November 3, 2010

Hundreds of people in the room, and no one thinks to jump on the evil fairy before she lifts her hands over the baby. A flash of orange light fills the room. I barely see it, just the blue-greenish afterimage it leaves behind.

When I can see again, I expect the fairy to be gone, but she has one hip leaning on the crib. “The little princess is cursed to prick her finger on the spindle of a spinning wheel before her—“

I tackle the fairy. We fly backward and smack into the mosaic pattern on the floor with an “oof”. I lift my fist, but before it lands, the fairy is gone and I’m kneeling on the floor with the whole room staring at me.

No one says anything. For a really long time. Seriously, it’s starting to feel weird. So I stand up and brush myself off to stall for time. Then someone behind me wails. She sounds like an ambulance. I turn around. The queen is hunched over, surrounded by her ladies in waiting. “The princess is cursed.” The queen lifts her head and glares at me through puffy eyes. “And you let that witch go!”

Woah. What?

The king lifts a finger. “Take her away,” he booms. “She will rot in the dungeon.”

“No!” I back up until the wall presses into my back. “I can fix this. I know how to break the curse.”

The king hesitates. Fortunately, so do the guards. The queen goes back to squealing and crying.

“Is everyone here?” I ask. “I mean, all the nearby kingdoms?”

The king nods slowly.

I press my hands together. I banking on the prince being older than the princess. “Gather all the princes together and have them line up.”

The queen stops making that unbearable noise long enough to glare at me (again) and whine, “Shouldn’t we try and prevent this curse?” Sniff. “We should destroy all the spinning wheels.”

I shake me head as politely as I can. “That won’t work. The witch probably has one.
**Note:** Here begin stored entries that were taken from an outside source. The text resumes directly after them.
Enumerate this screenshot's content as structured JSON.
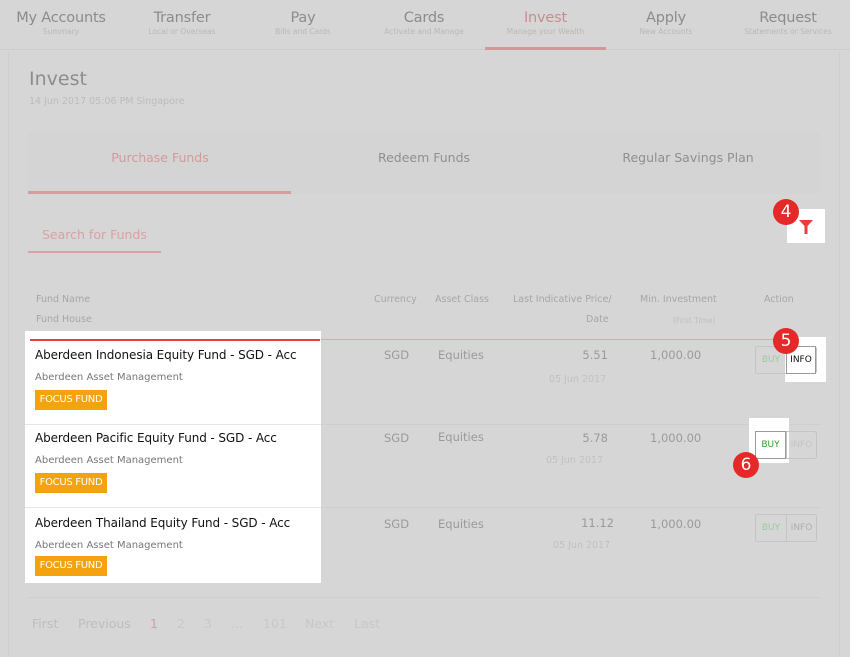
{
  "nav": [
    {
      "title": "My Accounts",
      "subtitle": "Summary"
    },
    {
      "title": "Transfer",
      "subtitle": "Local or Overseas"
    },
    {
      "title": "Pay",
      "subtitle": "Bills and Cards"
    },
    {
      "title": "Cards",
      "subtitle": "Activate and Manage"
    },
    {
      "title": "Invest",
      "subtitle": "Manage your Wealth",
      "active": true
    },
    {
      "title": "Apply",
      "subtitle": "New Accounts"
    },
    {
      "title": "Request",
      "subtitle": "Statements or Services"
    }
  ],
  "page": {
    "title": "Invest",
    "subtitle": "14 Jun 2017 05:06 PM Singapore"
  },
  "tabs": [
    {
      "label": "Purchase Funds",
      "active": true
    },
    {
      "label": "Redeem Funds"
    },
    {
      "label": "Regular Savings Plan"
    }
  ],
  "search": {
    "placeholder": "Search for Funds"
  },
  "filter": {
    "icon": "filter-icon"
  },
  "annotations": {
    "filter": "4",
    "info": "5",
    "buy": "6"
  },
  "table": {
    "headers": {
      "fund_name": "Fund Name",
      "fund_house": "Fund House",
      "currency": "Currency",
      "asset_class": "Asset Class",
      "price_line1": "Last Indicative Price/",
      "price_line2": "Date",
      "min_inv": "Min. Investment",
      "min_inv_note": "(First Time)",
      "action": "Action"
    },
    "rows": [
      {
        "name": "Aberdeen Indonesia Equity Fund - SGD - Acc",
        "house": "Aberdeen Asset Management",
        "badge": "FOCUS FUND",
        "currency": "SGD",
        "asset_class": "Equities",
        "price": "5.51",
        "date": "05 Jun 2017",
        "min_investment": "1,000.00",
        "buy_label": "BUY",
        "info_label": "INFO"
      },
      {
        "name": "Aberdeen Pacific Equity Fund - SGD - Acc",
        "house": "Aberdeen Asset Management",
        "badge": "FOCUS FUND",
        "currency": "SGD",
        "asset_class": "Equities",
        "price": "5.78",
        "date": "05 Jun 2017",
        "min_investment": "1,000.00",
        "buy_label": "BUY",
        "info_label": "INFO"
      },
      {
        "name": "Aberdeen Thailand Equity Fund - SGD - Acc",
        "house": "Aberdeen Asset Management",
        "badge": "FOCUS FUND",
        "currency": "SGD",
        "asset_class": "Equities",
        "price": "11.12",
        "date": "05 Jun 2017",
        "min_investment": "1,000.00",
        "buy_label": "BUY",
        "info_label": "INFO"
      }
    ]
  },
  "pagination": {
    "first": "First",
    "previous": "Previous",
    "pages": [
      "1",
      "2",
      "3"
    ],
    "ellipsis": "...",
    "last_page": "101",
    "next": "Next",
    "last": "Last",
    "current": "1"
  },
  "colors": {
    "accent": "#e52828",
    "focus_badge": "#f5a20f",
    "buy_green": "#2e9e2e"
  }
}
The spell can be broken by a prince.”

It takes more back-and-forth arguing before the king decides to give my plan a try. “We can always throw her in the dungeons later.”

The queen pouts and trudges out of the room. Her ladies skitter behind. I fight to keep from rolling my eyes. They’ve probably never heard the term ‘drama queen’ and it’s a bad pun anyway.

The princes eventually get in a line. Some are toddlers, some are like forty. I really hope it’s not one of them. A few of the adults protest. Maybe they’re afraid the curse is contagious. The king puts guards at all the exits. “This is for the little princess. We’re going to try everything.”

After several threats and political moves, we finally get the princes to line up. The king turns to me.

“Okay. Now, have each prince kiss the princess. One of them will break the spell.” I hope.

The line of boys and grown men inches forward as one by one they kiss the princess. Most just give her a peck on the cheek. I hope that’s good enough.

A little boy, about four or five years old, looks like he’s about to pee in his pantaloons. Before the lady next to him can stop him, he scales the side of the crib and climbs in next to the baby princess. He whips of the puffy little hat on his head and leans over to give the gentlest kiss on top of the little girl’s head.

A blue-green flash lights up everything in the room. By the time the orange afterimage fades, I’m back in my bedroom.

I collapse on my bed. Thank goodness that worked.